Coordination environment tuning of Ni-Sn catalysts by glu-carbon to optimize cellulose hydrogenolysis to oxygenated chemicals

Abstract

Bimetallic alloys are currently being developed as promising catalysts for the utilization of biomass. However, further study is required to understand their multifunctionality and to conduct computational screening. In this work, we synthesized Ni-Sn alloy-rich catalysts using glucose molecules to assist in cellulose hydrogenolysis. Our experimental findings demonstrated successful synthesis of Ni-Sn alloys (Ni3Sn2 and Ni3Sn4) with strong interactions and Lewis acid generation. Upon closer inspection, we discovered that glucose not only released reducing gas but also facilitates the formation of glu-carbon during calcination, which enhanced metal dispersion and modified the surface amphipathy. The multifunctional Ni-Sn catalyst directly converted to polyols and ketols in one-pot reaction, yielding a remarkable 54.6% of C2,3 polyols and 12.3% of C3,4 ketols. Density functional theory (DFT) provided the insight into the role of Ni3Sn2 and Ni3Sn4 alloys in producing C2-4 oxygenated chemicals.

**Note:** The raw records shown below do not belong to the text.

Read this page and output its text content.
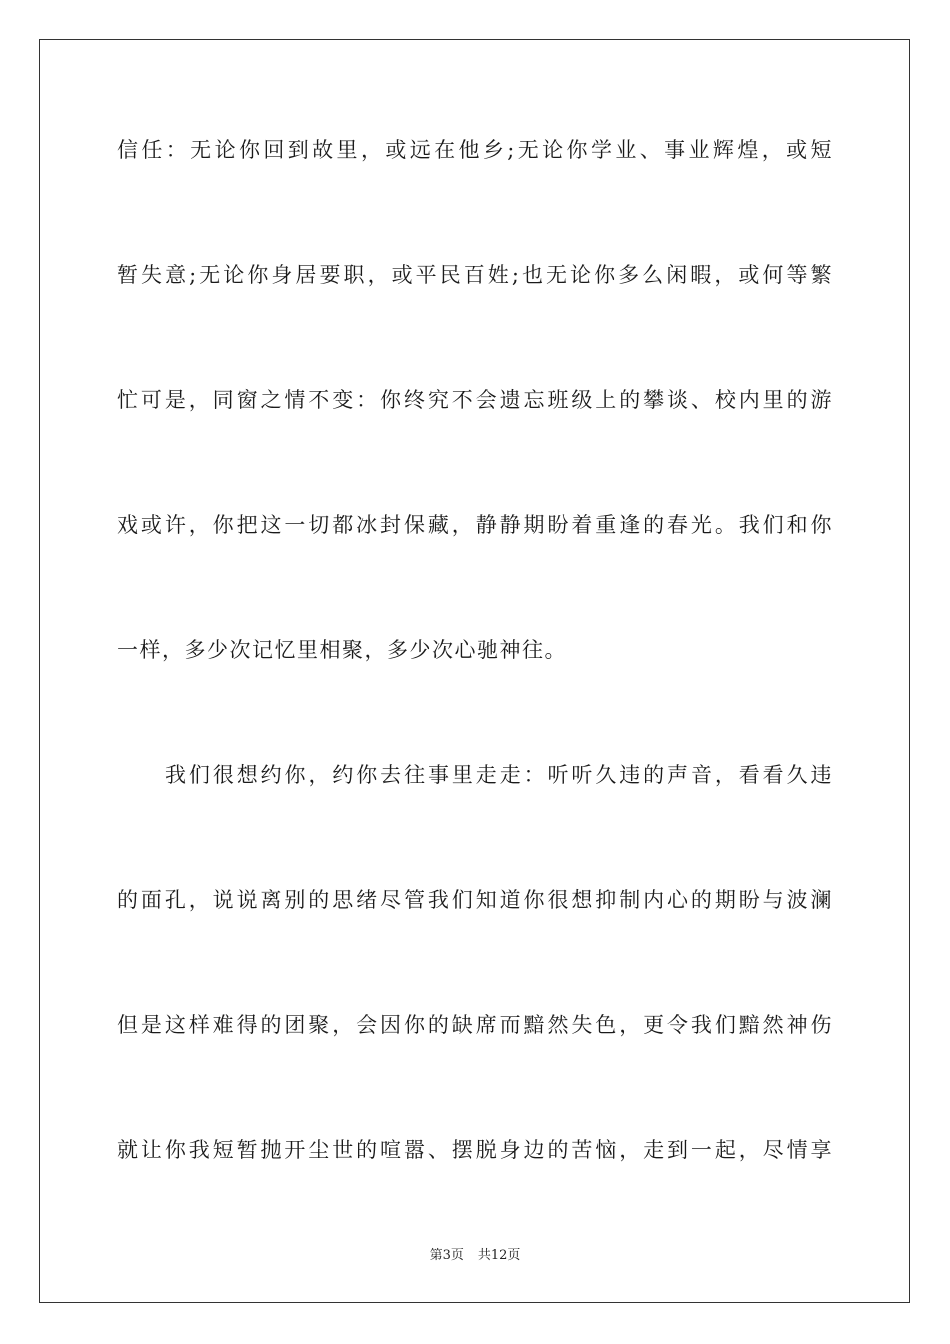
信任：无论你回到故里，或远在他乡;无论你学业、事业辉煌，或短
暂失意;无论你身居要职，或平民百姓;也无论你多么闲暇，或何等繁
忙可是，同窗之情不变：你终究不会遗忘班级上的攀谈、校内里的游
戏或许，你把这一切都冰封保藏，静静期盼着重逢的春光。我们和你
一样，多少次记忆里相聚，多少次心驰神往。
我们很想约你，约你去往事里走走：听听久违的声音，看看久违
的面孔，说说离别的思绪尽管我们知道你很想抑制内心的期盼与波澜
但是这样难得的团聚，会因你的缺席而黯然失色，更令我们黯然神伤
就让你我短暂抛开尘世的喧嚣、摆脱身边的苦恼，走到一起，尽情享
第3页 共12页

Specially, the Ni3Sn4 (20-1) facet enhanced the adsorption of key C2 intermediate through Ni-O bond formation via electrons transformation, while Ni3Sn2 (1-10) contributed to the catalytic activity for C3 intermediate. Furthermore, these alloy-rich catalysts exhibited superior thermal stability, effectively by preventing metal etching. This work presented a novel fabrication strategy for alloy-rich catalysts and provided an understanding of intrinsic mechanism underlying the catalytic roles of NixSny alloys in the hydrothermal conversion.